On the evening of January 3rd 1916, a curious accident happened at the Castle Arms pub in Warwick. As happened on any night, Nora Phipps was serving behind the bar whilst the locals enjoyed a pint or two. Just after 9:00pm their peace and quiet was disturbed as a tram smashed through the wall. Carnage was everywhere, as pictures, chairs, and china went flying. So too did Mrs. Smith the landlord’s wife, who was knocked over and fortunate to escape serious injury. It was also good fortune that a number of men had but recently moved their position, away from the wall where the tram entered the bar with violent force.
Poor Miss Phipps suffered more than most. The tram overturned the counter and with it, buried Miss Phipps beneath it. Lucky as it was for her to escape with some torn clothes and only injuries rather than anything worse, it took a Mr. Bond some time to help her escape from beneath the counter and the rubble.
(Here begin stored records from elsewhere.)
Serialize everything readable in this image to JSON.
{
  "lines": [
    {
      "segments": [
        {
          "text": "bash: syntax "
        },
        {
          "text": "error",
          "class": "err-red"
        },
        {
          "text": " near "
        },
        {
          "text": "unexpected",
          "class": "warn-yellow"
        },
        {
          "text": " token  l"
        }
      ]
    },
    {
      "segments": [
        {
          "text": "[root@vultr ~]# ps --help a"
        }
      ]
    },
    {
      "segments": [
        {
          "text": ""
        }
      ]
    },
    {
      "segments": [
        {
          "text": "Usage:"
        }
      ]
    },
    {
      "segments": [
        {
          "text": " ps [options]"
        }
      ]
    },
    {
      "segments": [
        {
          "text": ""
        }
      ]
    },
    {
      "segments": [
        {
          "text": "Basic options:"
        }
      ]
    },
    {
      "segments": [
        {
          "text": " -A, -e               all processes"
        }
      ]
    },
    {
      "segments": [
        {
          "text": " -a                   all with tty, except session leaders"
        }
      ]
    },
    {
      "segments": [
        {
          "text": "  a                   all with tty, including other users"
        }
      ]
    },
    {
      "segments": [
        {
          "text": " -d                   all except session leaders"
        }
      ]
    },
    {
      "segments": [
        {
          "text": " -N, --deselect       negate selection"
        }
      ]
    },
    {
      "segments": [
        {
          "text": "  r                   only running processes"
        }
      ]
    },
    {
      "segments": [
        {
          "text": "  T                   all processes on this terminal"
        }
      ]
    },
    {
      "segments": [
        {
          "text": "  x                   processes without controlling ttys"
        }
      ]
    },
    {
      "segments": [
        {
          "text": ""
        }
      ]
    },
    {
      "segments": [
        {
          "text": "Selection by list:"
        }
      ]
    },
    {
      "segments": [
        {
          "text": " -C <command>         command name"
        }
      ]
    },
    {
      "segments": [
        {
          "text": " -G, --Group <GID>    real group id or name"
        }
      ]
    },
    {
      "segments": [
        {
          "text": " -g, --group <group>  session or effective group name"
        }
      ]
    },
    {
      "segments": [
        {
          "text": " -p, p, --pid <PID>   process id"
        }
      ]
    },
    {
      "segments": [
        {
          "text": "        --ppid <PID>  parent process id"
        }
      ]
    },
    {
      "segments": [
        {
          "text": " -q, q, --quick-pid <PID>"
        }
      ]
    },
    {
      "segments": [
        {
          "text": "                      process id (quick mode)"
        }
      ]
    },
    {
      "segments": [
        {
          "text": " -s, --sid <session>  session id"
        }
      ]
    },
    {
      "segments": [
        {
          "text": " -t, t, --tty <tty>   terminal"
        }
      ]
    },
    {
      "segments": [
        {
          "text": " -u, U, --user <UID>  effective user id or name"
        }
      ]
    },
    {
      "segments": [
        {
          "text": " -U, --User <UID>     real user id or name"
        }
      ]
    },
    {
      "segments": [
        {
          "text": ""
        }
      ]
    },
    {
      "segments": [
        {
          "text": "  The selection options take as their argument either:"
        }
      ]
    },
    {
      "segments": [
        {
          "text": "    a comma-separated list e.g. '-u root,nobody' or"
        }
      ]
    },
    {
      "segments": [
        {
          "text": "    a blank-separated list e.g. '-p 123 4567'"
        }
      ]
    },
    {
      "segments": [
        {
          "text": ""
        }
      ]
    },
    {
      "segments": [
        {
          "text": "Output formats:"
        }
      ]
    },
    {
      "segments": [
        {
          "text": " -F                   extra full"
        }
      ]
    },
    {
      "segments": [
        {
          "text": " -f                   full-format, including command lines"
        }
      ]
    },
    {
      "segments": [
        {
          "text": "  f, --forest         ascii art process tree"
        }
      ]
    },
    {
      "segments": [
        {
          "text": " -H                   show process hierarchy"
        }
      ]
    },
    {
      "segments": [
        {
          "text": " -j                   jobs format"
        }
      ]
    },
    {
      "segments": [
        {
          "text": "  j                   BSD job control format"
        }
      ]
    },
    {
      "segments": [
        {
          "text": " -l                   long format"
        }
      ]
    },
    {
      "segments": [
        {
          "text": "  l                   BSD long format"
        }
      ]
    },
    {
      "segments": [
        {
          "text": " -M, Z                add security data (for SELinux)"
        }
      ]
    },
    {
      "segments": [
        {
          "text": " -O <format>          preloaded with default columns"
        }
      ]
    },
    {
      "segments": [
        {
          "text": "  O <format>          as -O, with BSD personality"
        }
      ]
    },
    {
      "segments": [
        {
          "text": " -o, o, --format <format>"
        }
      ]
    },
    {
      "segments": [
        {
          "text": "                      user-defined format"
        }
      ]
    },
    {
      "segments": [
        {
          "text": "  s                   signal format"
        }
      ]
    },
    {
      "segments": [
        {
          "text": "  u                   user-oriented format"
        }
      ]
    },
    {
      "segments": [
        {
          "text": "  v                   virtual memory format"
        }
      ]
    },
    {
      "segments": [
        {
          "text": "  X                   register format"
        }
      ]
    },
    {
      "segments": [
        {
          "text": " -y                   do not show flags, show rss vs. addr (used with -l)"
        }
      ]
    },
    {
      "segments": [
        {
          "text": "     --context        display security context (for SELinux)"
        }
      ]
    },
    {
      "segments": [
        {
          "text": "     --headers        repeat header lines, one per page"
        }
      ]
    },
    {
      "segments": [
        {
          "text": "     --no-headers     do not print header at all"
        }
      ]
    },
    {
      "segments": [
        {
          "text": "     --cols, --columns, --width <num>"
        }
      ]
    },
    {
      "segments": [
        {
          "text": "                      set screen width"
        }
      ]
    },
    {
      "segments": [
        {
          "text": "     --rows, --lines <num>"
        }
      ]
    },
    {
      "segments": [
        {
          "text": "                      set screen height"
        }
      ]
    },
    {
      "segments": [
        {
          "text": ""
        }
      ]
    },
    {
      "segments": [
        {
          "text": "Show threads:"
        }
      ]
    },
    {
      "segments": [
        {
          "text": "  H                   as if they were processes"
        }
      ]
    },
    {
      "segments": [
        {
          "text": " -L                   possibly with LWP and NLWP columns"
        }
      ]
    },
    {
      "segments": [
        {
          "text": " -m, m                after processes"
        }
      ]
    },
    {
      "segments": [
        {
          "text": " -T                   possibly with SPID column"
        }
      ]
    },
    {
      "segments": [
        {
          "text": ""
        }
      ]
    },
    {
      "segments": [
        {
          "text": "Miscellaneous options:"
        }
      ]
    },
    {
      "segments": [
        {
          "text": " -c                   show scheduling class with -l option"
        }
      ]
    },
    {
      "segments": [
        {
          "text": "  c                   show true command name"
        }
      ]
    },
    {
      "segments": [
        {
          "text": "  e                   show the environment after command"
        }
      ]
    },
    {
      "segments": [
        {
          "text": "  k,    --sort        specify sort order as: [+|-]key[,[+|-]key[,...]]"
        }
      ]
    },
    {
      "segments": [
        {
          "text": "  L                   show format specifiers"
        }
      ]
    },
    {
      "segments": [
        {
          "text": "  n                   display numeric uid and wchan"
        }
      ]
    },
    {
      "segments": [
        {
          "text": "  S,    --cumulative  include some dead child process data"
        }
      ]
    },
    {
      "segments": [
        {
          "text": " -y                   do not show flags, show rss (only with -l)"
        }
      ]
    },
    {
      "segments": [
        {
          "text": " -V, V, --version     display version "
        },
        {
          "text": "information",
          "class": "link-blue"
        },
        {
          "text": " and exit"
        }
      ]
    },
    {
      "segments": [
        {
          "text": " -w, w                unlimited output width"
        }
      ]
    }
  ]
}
The crash happened because the conductor, a Miss Haskins, had thought she had heard the bell that was rung by the driver to tell her to release the brake. Unfortunately this bell had not been rung, and the driver was not on the tram. This meant that once the brake was off the tram gathered speed down High Street and Jury Street with Miss Haskins unable to bring it to a standstill. Reaching the bend in the line round the East Gate, the tram’s speed was such it left the rails and found itself hurtling towards the Castle Arms.
Time ticks on
Even though the damage extended to the upstairs bedroom, with furniture falling out into the street, the clock in the bar room kept ticking, as though nothing had happened. It is fortunate that the tram did not overturn on impact, so although the three passengers on the tram also suffered injuries, the consequences could have been much worse.
For a contemporary report of the incident, see the Warwick Advertiser of January 8th 1916.